Tuesday, June 29, 2010

Daily Office Reflection: St. Peter and St. Paul

MP: Psalm 66; Ezekiel 2:1-7; Acts 11:1-18
EP: Psalms 97, 138; Isaiah 49:1-6; Galatians 2:1-9

This is a wonderful feast day with readings for The Daily Office which are critical under-pinnings of our faith and of our mission as a Church. Throughout history the members of the Church universal have argued about mighty things and petty ones. Our EP reading from Galatians provide an example of an argument amongst the early leaders of this Church. Our MP reading from Acts also exhibits this mindset of argument. Both resolve though in ways that are faithful to the prophetic words we hear in Isaiah: I will give you as a light to the nations, that my salvation may reach to the end of the earth.

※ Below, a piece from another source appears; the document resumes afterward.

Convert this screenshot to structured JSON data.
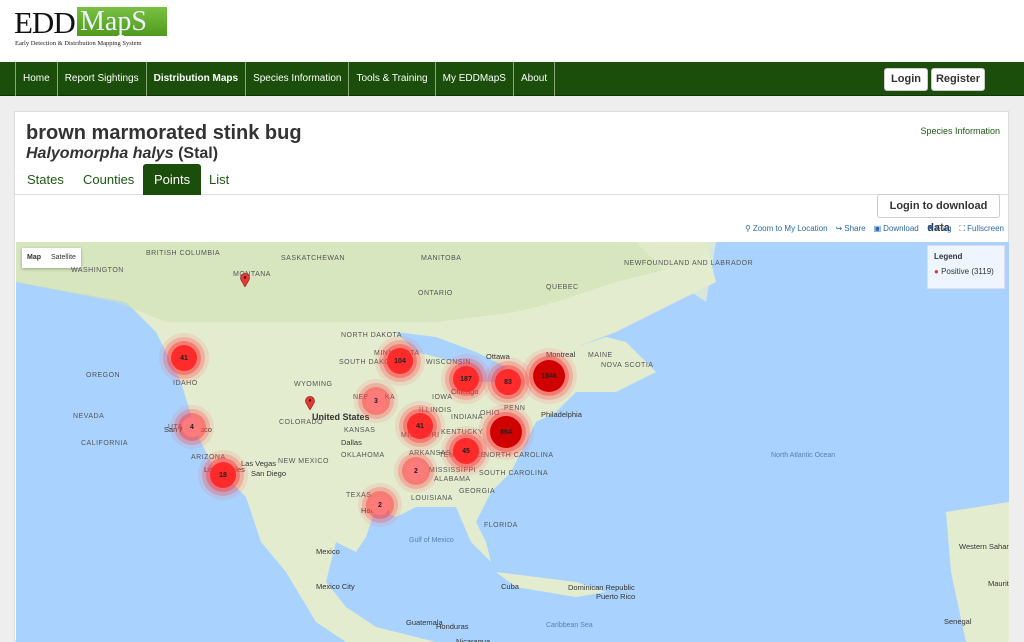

As humans, many of us like to argue. Many of us like to win, to be right, and we utilize those wins and that right-seemingness as proof that our lives matter, that we are making a difference. Those ambitions and drivers can blind us and mis-direct us. Peter was dead-set against moving beyond the mission to the circumcised until his vision we hear about in our Acts reading today which ends with Who was I that I could hinder God? Paul, in his letter to the Galatians, tells of his argument with the leaders in Jerusalem about his continuing mission to those outside the 12 tribes of Israel and how some of those leaders rejected him, yet others reached out the right hand of fellowship, agreeing to missions focused on different groups, but all with the same underlining mission.

God made us as we are, with many of us contentious and unruly and (at times) tiresome. Our reading from Ezekiel points out to us that God does not get tired of reminding us of our primary agenda when we get contentious and rebellious. And although it is alluring at times of exhaustion to give up, close down, that is not what we are called upon to do. What we are called to do, unrelentingly, is to offer God's loving embrace to all we encounter, to reach out to those in need, whoever they are, wherever they are, and provide them with food, and shelter, and clothing, and companionship, and a community to which they are invited to be a part, and we are to offer them love. Not an easy assignment. Nor a quick one to accomplish. But together we can walk that path and do what we can.